TRAMA
Il proiezionista Jack, sposato con una donna di origini nipponiche, parte per il fronte quando gli Stati Uniti dichiarano guerra al Giappone durante la Seconda Guerra Mondiale. L’amata e i suoi parenti sono internati in un campo di concentramento.
RECENSIONI
Il racconto di Alan Parker offre spunti inediti nell’analisi culturale e di costume di un legame sentimentale interrazziale: l’autore si muove su di un terreno per lui inedito, di matrice intimista, fondato sullo studio psicologico, i rapporti interpersonali e le scene stanziali.
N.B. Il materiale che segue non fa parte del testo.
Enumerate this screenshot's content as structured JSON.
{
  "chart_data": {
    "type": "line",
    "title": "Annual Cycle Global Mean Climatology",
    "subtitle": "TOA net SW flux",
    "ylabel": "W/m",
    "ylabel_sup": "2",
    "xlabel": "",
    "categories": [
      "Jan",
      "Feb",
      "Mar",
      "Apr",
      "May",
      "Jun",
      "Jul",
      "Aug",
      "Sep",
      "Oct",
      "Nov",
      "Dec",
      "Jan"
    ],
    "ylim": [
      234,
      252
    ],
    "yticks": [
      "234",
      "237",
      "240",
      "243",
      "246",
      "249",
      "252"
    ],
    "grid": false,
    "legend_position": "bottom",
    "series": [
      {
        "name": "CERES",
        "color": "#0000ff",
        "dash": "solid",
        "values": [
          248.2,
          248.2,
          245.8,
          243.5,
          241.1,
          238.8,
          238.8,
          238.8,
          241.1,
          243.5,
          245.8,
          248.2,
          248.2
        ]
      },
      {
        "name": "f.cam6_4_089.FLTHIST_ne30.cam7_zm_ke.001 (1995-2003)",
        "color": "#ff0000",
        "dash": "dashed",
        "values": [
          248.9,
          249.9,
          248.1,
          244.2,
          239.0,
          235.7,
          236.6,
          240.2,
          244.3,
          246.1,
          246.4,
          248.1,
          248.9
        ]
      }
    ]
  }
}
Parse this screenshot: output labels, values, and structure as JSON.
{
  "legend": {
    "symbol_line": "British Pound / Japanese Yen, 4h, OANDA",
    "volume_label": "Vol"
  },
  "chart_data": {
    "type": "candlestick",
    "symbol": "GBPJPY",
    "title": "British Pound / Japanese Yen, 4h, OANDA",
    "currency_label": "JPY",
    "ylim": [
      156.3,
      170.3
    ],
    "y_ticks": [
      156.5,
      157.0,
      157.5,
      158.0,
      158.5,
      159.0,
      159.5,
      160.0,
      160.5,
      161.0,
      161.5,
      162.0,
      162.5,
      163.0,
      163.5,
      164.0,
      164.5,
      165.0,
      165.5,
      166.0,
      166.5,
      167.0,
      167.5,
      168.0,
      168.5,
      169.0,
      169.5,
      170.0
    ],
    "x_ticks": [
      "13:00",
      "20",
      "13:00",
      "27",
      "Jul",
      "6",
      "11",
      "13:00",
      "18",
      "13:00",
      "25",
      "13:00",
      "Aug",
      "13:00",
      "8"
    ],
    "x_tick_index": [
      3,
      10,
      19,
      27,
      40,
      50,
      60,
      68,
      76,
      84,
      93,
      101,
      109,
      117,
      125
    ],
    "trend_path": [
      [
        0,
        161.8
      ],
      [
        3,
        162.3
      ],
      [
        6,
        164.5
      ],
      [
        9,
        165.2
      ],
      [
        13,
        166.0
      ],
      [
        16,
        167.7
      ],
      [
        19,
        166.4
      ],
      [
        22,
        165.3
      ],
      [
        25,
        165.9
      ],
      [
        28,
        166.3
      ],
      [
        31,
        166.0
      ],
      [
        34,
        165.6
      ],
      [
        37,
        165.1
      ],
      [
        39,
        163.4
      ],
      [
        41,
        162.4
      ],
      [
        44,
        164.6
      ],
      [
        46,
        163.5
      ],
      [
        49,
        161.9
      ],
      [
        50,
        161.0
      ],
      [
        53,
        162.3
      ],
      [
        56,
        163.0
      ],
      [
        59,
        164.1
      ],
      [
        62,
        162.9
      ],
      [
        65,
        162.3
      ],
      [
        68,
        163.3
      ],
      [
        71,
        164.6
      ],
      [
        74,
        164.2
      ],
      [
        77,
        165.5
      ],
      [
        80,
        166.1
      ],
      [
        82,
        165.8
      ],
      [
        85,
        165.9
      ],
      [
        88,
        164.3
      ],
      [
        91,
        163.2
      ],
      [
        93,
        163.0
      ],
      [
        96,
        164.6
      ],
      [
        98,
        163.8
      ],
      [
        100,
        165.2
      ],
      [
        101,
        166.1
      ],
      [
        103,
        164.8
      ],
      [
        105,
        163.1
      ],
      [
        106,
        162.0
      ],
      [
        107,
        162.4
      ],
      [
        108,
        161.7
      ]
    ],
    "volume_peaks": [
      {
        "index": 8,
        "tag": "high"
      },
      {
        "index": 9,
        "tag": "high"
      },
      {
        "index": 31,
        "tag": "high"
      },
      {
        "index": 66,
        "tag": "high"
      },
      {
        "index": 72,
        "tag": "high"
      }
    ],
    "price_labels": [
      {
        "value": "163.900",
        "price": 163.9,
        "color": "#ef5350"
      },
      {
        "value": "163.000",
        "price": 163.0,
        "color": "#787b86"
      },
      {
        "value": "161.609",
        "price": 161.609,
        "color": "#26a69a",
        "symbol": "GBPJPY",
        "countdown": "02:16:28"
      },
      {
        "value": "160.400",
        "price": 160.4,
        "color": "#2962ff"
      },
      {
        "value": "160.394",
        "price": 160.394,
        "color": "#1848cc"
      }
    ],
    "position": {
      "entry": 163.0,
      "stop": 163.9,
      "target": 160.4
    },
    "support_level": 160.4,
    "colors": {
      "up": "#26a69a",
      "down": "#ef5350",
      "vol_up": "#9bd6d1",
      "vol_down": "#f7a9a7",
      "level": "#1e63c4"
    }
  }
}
Restituisce un’opera sintatticamente accademica ma coinvolgente nella matrice umanista, con piglio sincero non inficiato dalle eccentricità che ne contraddistinguono lo stile, qui voltato a un formalismo di pura eleganza (notevoli la fotografia di Michael Seresin e il commento sonoro di Randy Edelman). La sua sceneggiatura, ispirata al ‘Giulio Cesare” shakespeariano e a Il Dottor Zivago, è ricca di risvolti, per lo più dolorosi ma mai calcati artificiosamente per servire il melodramma: al regista non è mai mancata l’abilità drammaturgica nel premere i tasti giusti per emozionare e infervorare con l’ingiustizia (le segregazioniste ordinanze statunitensi, dallo stato californiano che proibisce il matrimonio interrazziale al governo che limita le libertà civili dei cittadini nippo-americani). Nonostante la traccia sentimentale e di lotta sindacale abbia per protagonista il personaggio di Dennis Quaid, per Parker è centrale la dignità con dramma della famiglia Kawamura (straordinaria Tamlyn Tomita; non da meno Elizabeth Gilliam che interpreta la bimba Mini). Un precedente dimenticato sull’argomento, il primo film statunitense a trattarlo, il meraviglioso All'inferno per l'eternità (1960) di Phil Karlson.